All the code is available on my Github: https://github.com/luungoc2005/code_analyser

How to use it

Git clone and install the required packages

git clone https://github.com/luungoc2005/code_analyser
cd code_analyser
pip install -r requirements.txt

Run main.py on your file

python main.py path_to_your_file.js

By default this should output an out.html file that looks like

When you hover on each token, it will show a list of top 5 candidate tokens for that position as well as the probability.

Does it work?

Simply, no

It seems this really likes to underestimate some types of valid tokens, like variable naming, which I assume is due to softmax function. This happens to both the mono and multi language model. It can catch a few things, like keywords or indentation in python, but then those are probably better off being caught with a linter.

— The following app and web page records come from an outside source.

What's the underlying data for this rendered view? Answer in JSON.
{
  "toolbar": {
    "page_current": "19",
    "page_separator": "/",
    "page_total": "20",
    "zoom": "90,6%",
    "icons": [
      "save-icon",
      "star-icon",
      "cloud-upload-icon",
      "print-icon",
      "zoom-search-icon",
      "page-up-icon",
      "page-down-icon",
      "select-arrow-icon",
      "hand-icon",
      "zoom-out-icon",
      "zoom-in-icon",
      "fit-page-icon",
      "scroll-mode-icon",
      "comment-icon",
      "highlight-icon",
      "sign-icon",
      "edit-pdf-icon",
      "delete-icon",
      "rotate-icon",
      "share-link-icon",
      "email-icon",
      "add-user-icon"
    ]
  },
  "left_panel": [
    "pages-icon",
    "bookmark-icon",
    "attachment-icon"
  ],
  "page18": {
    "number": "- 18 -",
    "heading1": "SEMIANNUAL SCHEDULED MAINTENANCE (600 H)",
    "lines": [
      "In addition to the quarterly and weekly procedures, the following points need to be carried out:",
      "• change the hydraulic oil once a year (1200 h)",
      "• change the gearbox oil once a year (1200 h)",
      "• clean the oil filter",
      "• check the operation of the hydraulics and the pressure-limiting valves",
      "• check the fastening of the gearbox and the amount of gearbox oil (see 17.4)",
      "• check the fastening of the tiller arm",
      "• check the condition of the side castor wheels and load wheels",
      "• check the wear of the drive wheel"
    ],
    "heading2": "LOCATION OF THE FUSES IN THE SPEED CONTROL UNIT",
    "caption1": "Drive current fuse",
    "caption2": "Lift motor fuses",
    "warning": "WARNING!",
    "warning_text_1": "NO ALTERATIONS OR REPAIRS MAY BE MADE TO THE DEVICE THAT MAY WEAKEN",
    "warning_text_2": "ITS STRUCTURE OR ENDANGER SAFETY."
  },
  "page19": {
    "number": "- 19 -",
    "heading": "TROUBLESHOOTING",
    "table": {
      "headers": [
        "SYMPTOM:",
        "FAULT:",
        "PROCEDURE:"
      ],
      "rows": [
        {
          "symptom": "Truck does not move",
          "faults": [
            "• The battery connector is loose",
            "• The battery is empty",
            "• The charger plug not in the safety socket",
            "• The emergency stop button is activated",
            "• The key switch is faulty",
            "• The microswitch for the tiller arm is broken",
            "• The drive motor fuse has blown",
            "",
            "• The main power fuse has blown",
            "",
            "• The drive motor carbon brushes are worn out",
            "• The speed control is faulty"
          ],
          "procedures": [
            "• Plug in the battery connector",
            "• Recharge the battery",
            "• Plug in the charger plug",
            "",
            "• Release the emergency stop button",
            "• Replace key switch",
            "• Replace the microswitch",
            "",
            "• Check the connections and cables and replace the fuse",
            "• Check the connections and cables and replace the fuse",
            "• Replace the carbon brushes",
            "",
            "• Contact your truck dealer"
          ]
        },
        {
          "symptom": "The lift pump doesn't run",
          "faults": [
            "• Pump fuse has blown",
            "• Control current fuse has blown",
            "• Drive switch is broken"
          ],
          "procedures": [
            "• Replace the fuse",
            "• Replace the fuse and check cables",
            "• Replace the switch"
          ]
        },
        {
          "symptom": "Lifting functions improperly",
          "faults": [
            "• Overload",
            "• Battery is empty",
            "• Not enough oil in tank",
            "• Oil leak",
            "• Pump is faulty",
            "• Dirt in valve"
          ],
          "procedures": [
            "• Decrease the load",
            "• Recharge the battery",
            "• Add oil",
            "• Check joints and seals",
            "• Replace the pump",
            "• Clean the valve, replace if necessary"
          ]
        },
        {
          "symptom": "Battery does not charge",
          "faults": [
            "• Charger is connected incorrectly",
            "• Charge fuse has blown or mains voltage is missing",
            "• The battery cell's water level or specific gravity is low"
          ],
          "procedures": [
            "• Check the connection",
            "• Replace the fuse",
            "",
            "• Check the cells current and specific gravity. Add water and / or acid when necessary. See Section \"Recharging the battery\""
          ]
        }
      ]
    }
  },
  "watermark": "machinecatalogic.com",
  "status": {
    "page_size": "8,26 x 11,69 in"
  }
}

But as always, there are things to learn for every project. Here are the few lessons I managed to pick up:

Transformers don't really work on Apple Silicon (or MPS in pytorch), at least not at the time of writing. It manages to run, but the numerical inaccuracies add up causing the final result to be vastly different. On the other hand, it's not a lot slower on CPU - but still too slow to be very practical overall. Talking about ~20 minutes to run on a small file.
I was probably supposed to use the past parameter to the predict function - which is supposed to speed up the process by reusing the previous hidden states - but I couldn't get it to work. Hence I tried the next best thing - batching it up. It is probably more resource efficient to use the past parameters though, so if any reader knows, please let me know via the comments or drop me an email.
torchjit also isn't a big speed up as I imagined it would be, but it's quite easy to do and is a step towards making a mobile app for a model.